My mom’s not here, but I straighten up my pile of clothes before I leave because I know she’d be mortified if she came in and found it a mess. I’m amazed at how many books I have—not just that I have them, but that I’ve actually read them. It seems that time to kill and reading go together. Yeah, I caught the double meaning there. That’s not what I meant. 

The books arrived special delivery via Cory. That probably wasn’t a family decision. There’s a big, old maple tree on the very edge of the Calder’s field, right where the fence meets the canal. It got hit by lightning a few years back and now the center has a bunch of hollow dead spots. Cory and I used to hide fruit snacks and juice boxes in there so we could stay out and play longer.

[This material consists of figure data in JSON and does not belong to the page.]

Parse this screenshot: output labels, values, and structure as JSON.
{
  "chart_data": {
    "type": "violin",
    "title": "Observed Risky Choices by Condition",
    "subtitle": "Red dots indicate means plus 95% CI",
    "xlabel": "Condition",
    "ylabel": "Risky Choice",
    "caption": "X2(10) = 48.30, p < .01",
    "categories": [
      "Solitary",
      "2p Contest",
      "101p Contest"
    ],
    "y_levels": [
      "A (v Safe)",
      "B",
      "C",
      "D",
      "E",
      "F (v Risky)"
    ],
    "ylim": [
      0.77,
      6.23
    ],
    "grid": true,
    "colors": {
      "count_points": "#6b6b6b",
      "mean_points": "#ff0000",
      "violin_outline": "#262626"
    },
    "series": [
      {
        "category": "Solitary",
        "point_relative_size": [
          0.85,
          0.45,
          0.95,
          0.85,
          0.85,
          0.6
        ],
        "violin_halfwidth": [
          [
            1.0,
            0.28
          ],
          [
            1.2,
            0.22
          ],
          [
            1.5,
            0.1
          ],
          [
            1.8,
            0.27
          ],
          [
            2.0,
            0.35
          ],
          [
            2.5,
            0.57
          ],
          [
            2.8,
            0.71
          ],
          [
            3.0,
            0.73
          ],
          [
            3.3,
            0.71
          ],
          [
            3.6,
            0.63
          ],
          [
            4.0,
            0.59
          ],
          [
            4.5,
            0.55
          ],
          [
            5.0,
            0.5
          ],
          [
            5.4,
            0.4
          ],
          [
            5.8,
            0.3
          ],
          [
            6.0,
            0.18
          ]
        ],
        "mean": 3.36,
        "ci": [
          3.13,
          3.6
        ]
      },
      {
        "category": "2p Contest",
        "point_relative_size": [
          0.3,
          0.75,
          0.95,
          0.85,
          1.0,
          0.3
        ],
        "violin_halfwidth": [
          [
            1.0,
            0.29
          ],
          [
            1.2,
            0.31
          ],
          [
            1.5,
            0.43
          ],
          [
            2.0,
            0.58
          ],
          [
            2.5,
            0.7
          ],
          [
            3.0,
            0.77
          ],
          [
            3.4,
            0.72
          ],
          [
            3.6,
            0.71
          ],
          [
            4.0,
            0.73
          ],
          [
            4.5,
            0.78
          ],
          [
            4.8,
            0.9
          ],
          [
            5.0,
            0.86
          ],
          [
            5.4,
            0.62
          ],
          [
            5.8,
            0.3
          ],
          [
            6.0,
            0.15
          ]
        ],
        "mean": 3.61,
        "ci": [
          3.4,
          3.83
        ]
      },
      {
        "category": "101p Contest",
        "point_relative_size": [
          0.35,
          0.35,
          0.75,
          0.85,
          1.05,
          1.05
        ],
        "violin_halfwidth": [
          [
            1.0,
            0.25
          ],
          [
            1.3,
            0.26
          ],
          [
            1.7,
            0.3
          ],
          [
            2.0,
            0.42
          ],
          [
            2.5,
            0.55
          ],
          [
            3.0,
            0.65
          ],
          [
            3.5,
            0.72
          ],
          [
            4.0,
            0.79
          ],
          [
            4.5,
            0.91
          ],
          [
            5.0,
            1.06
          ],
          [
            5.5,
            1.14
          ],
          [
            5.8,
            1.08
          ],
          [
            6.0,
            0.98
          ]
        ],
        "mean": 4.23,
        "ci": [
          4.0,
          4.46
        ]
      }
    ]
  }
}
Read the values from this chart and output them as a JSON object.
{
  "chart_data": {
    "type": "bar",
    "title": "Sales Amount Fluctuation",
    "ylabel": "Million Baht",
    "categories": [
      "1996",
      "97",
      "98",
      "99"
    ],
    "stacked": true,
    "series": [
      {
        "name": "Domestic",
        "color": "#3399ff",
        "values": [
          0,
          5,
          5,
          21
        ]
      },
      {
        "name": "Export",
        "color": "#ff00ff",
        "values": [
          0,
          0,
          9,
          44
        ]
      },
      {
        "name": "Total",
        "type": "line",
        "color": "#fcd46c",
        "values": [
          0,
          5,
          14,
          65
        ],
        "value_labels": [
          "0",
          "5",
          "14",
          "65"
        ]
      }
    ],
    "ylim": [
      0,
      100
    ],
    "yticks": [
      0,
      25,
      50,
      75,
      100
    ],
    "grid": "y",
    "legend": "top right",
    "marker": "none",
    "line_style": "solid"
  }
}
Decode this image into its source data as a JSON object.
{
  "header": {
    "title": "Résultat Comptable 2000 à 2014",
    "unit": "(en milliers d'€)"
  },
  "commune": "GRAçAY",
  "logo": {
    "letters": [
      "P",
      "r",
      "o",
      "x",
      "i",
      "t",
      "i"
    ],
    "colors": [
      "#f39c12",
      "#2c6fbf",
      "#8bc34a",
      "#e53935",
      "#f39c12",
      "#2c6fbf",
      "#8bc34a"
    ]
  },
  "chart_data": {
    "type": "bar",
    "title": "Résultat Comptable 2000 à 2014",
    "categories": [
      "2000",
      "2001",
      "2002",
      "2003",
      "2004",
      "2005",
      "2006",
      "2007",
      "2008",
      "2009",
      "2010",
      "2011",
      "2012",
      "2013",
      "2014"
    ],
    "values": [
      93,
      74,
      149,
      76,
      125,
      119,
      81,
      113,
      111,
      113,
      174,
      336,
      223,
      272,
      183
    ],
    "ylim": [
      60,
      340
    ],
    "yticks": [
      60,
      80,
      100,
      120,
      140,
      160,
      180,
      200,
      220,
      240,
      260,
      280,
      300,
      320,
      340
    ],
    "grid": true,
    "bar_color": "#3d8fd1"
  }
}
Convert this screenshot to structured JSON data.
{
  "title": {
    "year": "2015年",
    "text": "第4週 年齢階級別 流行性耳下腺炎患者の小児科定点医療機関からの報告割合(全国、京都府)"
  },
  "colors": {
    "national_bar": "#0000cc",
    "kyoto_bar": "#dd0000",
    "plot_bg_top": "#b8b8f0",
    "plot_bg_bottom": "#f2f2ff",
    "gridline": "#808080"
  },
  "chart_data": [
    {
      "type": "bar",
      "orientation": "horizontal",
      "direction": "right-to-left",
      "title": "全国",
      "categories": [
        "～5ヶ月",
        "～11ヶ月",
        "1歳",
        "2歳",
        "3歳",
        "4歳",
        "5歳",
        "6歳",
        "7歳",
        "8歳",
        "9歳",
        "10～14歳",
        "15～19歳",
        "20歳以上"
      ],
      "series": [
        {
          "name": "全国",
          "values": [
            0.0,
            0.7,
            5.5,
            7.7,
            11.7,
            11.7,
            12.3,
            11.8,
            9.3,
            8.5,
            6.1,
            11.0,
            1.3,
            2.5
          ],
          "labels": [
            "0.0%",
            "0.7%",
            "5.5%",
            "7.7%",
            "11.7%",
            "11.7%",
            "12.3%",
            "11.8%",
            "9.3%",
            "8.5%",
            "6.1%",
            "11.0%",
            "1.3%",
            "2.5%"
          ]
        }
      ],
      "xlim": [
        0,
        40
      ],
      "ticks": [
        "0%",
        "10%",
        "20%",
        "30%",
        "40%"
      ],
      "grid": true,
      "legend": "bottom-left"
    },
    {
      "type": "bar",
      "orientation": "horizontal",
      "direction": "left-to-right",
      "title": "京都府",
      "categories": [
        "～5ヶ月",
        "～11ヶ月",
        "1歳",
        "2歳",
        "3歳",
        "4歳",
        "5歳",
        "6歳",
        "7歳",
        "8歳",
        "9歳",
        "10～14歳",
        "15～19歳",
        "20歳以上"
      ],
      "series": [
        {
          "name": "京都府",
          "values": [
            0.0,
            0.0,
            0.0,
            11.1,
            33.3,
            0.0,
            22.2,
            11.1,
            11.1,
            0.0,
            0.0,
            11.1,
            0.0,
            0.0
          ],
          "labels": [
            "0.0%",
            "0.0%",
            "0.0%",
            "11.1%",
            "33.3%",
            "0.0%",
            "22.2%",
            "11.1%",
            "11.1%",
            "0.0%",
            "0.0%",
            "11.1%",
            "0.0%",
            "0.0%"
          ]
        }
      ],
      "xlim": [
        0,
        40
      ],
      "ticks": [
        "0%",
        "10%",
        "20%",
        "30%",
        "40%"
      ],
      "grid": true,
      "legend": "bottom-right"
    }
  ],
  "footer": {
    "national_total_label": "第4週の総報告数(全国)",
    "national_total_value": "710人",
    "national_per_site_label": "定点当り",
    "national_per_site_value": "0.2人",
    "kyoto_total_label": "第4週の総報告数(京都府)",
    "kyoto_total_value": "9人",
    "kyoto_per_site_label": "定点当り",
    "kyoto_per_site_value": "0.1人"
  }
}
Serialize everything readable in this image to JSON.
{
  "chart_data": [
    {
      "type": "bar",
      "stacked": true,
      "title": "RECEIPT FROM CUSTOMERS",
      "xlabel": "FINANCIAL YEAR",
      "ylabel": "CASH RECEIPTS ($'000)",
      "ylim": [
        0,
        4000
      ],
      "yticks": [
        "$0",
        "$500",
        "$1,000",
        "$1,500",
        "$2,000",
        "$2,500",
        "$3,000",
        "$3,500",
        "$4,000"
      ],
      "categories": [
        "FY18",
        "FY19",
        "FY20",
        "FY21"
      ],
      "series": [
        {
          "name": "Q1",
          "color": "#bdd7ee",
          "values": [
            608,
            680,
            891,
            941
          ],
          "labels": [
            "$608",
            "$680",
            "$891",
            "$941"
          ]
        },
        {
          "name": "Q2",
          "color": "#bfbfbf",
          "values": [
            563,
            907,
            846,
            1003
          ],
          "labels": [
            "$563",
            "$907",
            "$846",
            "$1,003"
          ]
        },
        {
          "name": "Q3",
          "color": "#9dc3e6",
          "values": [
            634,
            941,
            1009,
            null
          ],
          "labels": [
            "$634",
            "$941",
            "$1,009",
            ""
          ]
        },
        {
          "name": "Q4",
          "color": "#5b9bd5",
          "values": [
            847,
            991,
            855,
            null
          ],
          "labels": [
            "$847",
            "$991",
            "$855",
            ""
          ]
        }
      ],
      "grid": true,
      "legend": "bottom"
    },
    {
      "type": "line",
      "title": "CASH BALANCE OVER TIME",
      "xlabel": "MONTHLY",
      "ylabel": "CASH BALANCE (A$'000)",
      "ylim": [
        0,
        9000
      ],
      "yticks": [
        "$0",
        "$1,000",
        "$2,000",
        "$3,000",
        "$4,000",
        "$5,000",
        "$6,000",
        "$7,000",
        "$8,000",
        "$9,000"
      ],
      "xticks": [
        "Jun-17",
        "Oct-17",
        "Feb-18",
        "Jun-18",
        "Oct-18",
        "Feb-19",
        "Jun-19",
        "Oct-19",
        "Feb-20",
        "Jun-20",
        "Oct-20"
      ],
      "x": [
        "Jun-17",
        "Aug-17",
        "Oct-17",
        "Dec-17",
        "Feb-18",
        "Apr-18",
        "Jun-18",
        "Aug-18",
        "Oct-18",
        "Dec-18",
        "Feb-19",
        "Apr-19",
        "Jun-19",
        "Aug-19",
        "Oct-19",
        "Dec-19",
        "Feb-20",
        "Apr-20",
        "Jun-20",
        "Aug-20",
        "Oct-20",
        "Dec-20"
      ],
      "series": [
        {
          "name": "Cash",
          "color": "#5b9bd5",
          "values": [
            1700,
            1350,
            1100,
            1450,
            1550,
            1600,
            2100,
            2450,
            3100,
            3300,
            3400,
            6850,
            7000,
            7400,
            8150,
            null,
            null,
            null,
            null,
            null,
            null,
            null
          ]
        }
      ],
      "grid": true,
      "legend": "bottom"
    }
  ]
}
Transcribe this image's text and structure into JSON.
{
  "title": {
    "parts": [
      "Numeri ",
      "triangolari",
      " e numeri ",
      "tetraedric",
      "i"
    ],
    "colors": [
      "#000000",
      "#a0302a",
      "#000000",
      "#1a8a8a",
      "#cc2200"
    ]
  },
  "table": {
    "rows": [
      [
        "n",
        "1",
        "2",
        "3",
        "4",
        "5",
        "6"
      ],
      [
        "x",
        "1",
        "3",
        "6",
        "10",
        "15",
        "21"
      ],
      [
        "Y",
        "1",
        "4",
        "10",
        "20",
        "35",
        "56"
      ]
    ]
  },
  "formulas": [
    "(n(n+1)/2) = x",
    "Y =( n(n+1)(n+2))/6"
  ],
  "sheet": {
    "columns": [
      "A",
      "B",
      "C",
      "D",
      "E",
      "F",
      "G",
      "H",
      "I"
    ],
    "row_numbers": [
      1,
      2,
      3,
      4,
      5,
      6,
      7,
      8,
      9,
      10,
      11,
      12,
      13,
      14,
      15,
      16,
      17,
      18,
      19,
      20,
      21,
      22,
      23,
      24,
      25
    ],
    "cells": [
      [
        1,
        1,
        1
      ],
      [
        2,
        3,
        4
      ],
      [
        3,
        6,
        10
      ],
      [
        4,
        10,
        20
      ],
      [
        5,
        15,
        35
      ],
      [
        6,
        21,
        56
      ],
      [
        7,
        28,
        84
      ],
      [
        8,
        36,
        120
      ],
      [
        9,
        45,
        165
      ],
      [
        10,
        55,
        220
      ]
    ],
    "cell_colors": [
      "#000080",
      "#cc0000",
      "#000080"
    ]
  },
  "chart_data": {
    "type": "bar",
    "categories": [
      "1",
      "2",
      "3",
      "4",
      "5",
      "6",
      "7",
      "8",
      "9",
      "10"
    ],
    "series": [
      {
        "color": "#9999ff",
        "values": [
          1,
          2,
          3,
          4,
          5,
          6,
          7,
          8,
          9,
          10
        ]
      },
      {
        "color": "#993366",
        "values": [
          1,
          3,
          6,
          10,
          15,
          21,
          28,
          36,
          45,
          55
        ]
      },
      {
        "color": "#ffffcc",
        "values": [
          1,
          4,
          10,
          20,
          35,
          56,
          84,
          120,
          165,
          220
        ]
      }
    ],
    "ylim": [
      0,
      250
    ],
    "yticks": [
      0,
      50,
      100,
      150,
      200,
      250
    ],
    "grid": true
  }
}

On my birthday a couple weeks ago, I found Baby Oscar in the tree with a big bow around his neck. Bridger gave the doll to Amber. I’m not sure which one of us got more presents from him. Sometimes, I was a little jealous. Anyway, she named her baby doll Oscar after the little kid that the demon kidnapped in GHOSTBUSTERS. Amber loves Baby Oscar and here he is with me. I can’t think about that.